Good fences make good neighbors

August 22, 2019

Belfast, Northern Ireland

Your neighbor is your other self dwelling behind a wall. Khalil Gibran

Sometimes people just can’t get along. Sometimes divorce is unavoidable. Sometimes it’s necessary to build fences and walls to keep human beings from killing or harming each other. And sometimes the time is right to remove such barriers and allow folks to come together when they are ready to do so.

The always interesting question of appropriate boundaries between individuals and between groups of people occurred to me yesterday as I walked along the “peace walls” of Belfast. These fences and walls, some of which date back to 1969, were built during the violence of the “Troubles” of 1968 – 1998 to separate warring Catholics and Protestants in Belfast, Derry, and other Northern Irish towns and cities. But since the Good Friday Agreement of 1998 officially ended the Troubles (thanks in large part to President Bill Clinton and Senator George Mitchell), the violence between Protestants and Catholics has greatly subsided, and some of these walls built to keep peace through separation have been dismantled.

The local government of Northern Ireland has vowed to remove the last of these walls by 2023. But according to our tour guide Lynn, the majority of both Catholics and Protestants in these adjacent working class neighborhoods want to keep the walls in place, because they don’t trust each other to refrain from violence. They feel safe and secure in their homes and neighborhoods because they feel protected from each other.

Northern Ireland has been transformed by the 1998 peace agreement. The last time I was in this British province, in 1986, Belfast and Derry were patrolled by armed British soldiers, and the tension and fear in the air were palpable. But now the soldiers, their Land Rovers, the barbed wire, and the checkpoints are long gone, and tourism is booming. Cruise ships now regularly dock in Belfast, and people come to see the Titanic museum, various film locations of the Game of Thrones TV series, and the murals and graffiti that decorate or deface the peace walls. Northern Ireland, like the rest of Ireland, is thriving.

Brexit could do serious short term damage to the economy of Ireland, both in the British-ruled north and in the independent Irish Republic in the south. But beyond the immediate social, political, and economic trends, something positive is happening on this island. The people here seem to be evolving toward a more tolerant, more internationalist, more conscious world view. So even though tribalism is alive and well in Northern Ireland (nationalist Catholics vs unionist Protestants), the peace and prosperity that the Northern Irish have enjoyed for the last 21 years have convinced most people here that the violent extremists on both sides must not be allowed to turn back the clock and bring back the bad old days.

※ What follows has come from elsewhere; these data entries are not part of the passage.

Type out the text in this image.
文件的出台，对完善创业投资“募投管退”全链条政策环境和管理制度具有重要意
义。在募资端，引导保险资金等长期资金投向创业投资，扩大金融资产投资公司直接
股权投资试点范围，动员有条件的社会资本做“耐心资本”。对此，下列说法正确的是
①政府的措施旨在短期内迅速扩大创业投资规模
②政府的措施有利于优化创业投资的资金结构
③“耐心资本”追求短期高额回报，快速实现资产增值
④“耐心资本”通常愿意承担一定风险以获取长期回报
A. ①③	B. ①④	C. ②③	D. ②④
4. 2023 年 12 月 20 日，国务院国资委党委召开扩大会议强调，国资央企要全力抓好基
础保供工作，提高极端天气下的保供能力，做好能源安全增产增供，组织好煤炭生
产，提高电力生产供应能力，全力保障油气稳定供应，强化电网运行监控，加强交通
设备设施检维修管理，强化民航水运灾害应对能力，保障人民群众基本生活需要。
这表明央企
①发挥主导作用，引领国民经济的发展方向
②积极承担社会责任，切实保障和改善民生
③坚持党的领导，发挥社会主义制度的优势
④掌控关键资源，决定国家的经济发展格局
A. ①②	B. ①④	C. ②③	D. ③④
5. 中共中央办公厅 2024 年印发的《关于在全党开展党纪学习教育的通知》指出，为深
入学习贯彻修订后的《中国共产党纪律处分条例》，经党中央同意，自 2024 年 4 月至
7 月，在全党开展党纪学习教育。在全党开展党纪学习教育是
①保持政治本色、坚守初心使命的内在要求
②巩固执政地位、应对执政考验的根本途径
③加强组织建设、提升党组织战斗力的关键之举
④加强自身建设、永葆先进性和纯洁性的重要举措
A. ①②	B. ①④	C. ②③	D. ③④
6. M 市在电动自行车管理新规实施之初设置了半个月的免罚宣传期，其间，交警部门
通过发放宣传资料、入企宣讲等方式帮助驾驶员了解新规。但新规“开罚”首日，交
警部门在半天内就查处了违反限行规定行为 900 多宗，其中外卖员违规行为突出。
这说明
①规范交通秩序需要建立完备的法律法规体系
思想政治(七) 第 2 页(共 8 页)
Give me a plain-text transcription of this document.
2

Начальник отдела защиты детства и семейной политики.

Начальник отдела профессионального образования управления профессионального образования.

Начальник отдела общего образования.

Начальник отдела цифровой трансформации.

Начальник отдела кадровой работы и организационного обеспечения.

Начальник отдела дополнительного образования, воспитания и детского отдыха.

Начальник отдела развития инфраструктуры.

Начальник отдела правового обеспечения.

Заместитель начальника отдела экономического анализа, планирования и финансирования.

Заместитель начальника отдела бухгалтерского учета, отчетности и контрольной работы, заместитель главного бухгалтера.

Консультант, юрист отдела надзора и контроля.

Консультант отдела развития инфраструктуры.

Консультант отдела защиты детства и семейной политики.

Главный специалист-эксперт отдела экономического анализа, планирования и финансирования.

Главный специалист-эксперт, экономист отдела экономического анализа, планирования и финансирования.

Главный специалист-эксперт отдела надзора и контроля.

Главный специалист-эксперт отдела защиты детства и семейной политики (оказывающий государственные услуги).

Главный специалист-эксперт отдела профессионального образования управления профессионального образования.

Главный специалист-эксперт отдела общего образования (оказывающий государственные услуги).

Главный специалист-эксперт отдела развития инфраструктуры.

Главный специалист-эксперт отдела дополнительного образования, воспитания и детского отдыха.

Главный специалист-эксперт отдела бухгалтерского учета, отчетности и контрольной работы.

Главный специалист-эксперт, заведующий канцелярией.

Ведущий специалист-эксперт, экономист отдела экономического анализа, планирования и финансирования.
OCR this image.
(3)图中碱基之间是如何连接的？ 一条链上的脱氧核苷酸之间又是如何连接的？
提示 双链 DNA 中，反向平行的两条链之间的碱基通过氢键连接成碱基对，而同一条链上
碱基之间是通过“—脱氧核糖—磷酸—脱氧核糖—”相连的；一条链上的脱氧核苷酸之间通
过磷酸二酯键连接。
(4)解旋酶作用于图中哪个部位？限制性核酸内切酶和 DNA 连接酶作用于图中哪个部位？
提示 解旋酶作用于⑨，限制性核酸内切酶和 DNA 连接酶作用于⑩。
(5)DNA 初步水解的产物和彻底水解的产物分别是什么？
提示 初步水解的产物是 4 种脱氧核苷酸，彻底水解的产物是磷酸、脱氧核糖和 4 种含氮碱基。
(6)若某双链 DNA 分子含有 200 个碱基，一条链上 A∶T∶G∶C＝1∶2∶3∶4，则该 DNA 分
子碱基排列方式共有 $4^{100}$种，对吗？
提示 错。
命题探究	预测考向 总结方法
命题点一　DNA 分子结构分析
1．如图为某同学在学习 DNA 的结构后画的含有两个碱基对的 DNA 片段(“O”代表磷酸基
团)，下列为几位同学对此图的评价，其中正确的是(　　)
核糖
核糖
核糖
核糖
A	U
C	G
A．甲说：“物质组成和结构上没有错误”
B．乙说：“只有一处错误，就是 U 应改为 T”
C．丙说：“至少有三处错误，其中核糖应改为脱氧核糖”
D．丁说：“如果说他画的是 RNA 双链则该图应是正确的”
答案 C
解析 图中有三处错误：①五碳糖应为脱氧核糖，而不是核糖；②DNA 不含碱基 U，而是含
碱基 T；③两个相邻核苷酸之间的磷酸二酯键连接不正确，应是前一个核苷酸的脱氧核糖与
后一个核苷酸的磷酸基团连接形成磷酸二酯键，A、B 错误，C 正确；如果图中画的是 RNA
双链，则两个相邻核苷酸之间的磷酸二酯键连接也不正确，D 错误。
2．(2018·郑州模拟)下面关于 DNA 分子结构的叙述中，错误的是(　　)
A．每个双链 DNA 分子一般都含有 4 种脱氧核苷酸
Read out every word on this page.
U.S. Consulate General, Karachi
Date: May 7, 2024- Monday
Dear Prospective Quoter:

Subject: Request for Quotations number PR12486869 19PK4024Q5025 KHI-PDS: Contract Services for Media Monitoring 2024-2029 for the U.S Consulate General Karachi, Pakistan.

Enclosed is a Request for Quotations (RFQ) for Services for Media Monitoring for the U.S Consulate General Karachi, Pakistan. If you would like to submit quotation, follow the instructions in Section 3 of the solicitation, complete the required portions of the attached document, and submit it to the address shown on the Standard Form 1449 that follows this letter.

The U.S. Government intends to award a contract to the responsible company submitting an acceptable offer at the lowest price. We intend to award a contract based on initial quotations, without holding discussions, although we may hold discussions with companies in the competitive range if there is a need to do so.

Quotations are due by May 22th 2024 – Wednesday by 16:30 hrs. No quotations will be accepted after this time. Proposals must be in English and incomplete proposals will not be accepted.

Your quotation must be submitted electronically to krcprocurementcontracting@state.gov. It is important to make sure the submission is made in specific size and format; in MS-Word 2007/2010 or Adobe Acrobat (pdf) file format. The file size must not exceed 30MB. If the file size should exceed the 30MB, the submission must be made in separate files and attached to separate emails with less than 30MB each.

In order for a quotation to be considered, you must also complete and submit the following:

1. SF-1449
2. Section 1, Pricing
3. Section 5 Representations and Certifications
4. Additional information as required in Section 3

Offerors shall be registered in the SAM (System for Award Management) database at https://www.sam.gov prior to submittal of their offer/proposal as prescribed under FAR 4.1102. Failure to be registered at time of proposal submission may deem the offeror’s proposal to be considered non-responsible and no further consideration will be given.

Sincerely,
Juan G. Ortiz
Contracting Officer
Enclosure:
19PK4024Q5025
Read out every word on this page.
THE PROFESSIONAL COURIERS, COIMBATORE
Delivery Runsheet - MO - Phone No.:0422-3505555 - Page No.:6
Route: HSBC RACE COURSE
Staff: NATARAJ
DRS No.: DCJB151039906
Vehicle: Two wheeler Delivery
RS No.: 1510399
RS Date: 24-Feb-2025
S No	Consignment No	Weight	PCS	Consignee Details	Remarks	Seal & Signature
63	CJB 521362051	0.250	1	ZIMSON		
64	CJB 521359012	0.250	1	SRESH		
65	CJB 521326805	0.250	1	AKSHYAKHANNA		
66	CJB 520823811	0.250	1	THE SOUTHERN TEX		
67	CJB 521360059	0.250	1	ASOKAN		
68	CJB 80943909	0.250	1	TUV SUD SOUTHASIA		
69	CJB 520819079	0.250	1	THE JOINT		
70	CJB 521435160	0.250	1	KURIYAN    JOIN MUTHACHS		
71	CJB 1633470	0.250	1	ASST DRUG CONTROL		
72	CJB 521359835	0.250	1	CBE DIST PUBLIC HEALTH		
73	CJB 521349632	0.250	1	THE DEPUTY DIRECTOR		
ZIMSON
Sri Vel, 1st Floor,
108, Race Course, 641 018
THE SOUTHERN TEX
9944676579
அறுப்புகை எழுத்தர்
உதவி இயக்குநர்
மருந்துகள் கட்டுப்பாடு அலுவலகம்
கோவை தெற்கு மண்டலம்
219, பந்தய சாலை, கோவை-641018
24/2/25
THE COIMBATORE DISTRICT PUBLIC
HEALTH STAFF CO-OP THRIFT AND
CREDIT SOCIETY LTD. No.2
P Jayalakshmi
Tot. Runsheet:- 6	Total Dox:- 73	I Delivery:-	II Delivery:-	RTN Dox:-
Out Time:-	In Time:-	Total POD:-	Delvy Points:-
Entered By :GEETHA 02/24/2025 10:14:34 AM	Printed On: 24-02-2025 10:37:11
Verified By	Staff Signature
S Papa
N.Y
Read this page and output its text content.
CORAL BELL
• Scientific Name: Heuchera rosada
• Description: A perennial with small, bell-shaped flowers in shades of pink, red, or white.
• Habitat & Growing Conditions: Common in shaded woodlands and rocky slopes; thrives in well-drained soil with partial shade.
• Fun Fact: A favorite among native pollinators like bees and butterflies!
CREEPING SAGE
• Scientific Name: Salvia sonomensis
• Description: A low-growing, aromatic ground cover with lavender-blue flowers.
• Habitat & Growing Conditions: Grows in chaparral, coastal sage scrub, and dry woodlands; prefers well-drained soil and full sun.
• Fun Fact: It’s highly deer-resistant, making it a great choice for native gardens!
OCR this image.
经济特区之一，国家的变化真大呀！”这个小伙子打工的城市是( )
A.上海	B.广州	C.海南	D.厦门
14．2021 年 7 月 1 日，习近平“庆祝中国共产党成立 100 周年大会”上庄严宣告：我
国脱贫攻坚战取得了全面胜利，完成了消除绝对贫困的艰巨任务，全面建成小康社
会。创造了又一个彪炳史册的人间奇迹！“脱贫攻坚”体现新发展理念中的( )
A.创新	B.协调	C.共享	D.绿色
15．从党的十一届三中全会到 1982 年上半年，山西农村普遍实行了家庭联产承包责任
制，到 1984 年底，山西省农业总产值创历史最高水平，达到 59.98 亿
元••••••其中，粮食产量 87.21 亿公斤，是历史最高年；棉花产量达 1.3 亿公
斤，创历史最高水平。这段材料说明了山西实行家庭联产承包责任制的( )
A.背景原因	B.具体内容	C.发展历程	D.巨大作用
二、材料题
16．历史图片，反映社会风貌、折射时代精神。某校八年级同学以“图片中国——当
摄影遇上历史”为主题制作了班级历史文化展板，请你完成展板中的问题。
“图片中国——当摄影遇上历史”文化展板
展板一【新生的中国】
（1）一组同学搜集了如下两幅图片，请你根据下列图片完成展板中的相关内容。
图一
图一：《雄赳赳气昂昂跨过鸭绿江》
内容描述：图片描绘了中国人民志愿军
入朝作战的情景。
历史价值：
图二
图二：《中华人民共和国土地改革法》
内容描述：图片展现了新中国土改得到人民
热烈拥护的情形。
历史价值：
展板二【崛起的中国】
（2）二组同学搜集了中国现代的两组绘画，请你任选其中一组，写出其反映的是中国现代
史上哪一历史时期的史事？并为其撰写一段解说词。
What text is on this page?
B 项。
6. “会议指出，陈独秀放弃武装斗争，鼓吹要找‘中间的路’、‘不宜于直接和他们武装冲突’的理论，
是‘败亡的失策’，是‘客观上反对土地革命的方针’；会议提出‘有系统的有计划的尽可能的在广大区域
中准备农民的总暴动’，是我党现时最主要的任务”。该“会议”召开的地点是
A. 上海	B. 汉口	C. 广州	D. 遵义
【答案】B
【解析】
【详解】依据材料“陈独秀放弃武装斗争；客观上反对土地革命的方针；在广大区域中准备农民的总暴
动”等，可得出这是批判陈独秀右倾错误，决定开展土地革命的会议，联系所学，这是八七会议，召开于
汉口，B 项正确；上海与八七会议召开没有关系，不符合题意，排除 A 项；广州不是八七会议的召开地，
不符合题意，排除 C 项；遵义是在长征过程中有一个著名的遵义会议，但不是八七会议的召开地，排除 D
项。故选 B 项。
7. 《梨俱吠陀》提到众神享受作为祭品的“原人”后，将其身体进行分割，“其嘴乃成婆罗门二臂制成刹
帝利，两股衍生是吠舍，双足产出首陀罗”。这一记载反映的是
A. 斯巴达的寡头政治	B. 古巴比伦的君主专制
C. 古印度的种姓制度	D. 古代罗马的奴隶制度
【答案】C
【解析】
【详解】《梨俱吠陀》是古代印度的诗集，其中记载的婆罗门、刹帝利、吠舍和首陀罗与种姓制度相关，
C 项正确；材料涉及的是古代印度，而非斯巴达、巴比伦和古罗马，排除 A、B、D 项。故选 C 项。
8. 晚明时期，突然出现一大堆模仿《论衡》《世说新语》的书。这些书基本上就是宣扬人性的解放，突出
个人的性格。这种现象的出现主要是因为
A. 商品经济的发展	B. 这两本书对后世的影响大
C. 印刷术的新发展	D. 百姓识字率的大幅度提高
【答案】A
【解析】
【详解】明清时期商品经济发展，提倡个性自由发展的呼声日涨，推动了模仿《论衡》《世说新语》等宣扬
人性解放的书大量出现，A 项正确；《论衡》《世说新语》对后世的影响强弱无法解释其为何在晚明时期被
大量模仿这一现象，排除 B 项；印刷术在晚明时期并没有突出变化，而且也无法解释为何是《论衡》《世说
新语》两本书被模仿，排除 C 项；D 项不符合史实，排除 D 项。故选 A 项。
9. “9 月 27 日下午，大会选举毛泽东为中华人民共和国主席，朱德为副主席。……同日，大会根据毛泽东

In 1968, when I was 16 years old, I wrote a 10 page paper about Ireland for my Modern European History class. Entitled “On the Possibility of the Reunification of Ireland,” that paper concluded that Northern Ireland and the Republic of Ireland would one day be reunited because of demographic change. That is, although Protestants outnumbered Catholics by a two to one ratio in 1968, Catholics had (and still have) a higher birth rate than Protestants, so eventually Catholics would outnumber Protestants in the north as they already did in the south. And that high school prediction of mine is about to come true, as Catholics are now approximately 50% of the population of Northern Ireland. Part of the Good Friday peace agreement of 1998 stipulates that if and when a majority of the people of Northern Ireland vote to leave the United Kingdom and unite with the Republic of Ireland in the south, the UK will not stand in the way of the will of the Irish people.

The Irish here in the north are not quite ready to tear down all the walls that divide them. But they are making good progress in that direction. For now I think it best to leave the peace walls in place until such time as the folks in those neighborhoods feel safe and secure enough to voluntarily remove them.

Boundaries, borders, fences, and walls between people are necessary – until they are obsolete. And I hope that I live long enough to see the Northern Irish transcend their limited loyalties in favor of more inclusive identities. One of these days I might even try to do the same thing myself.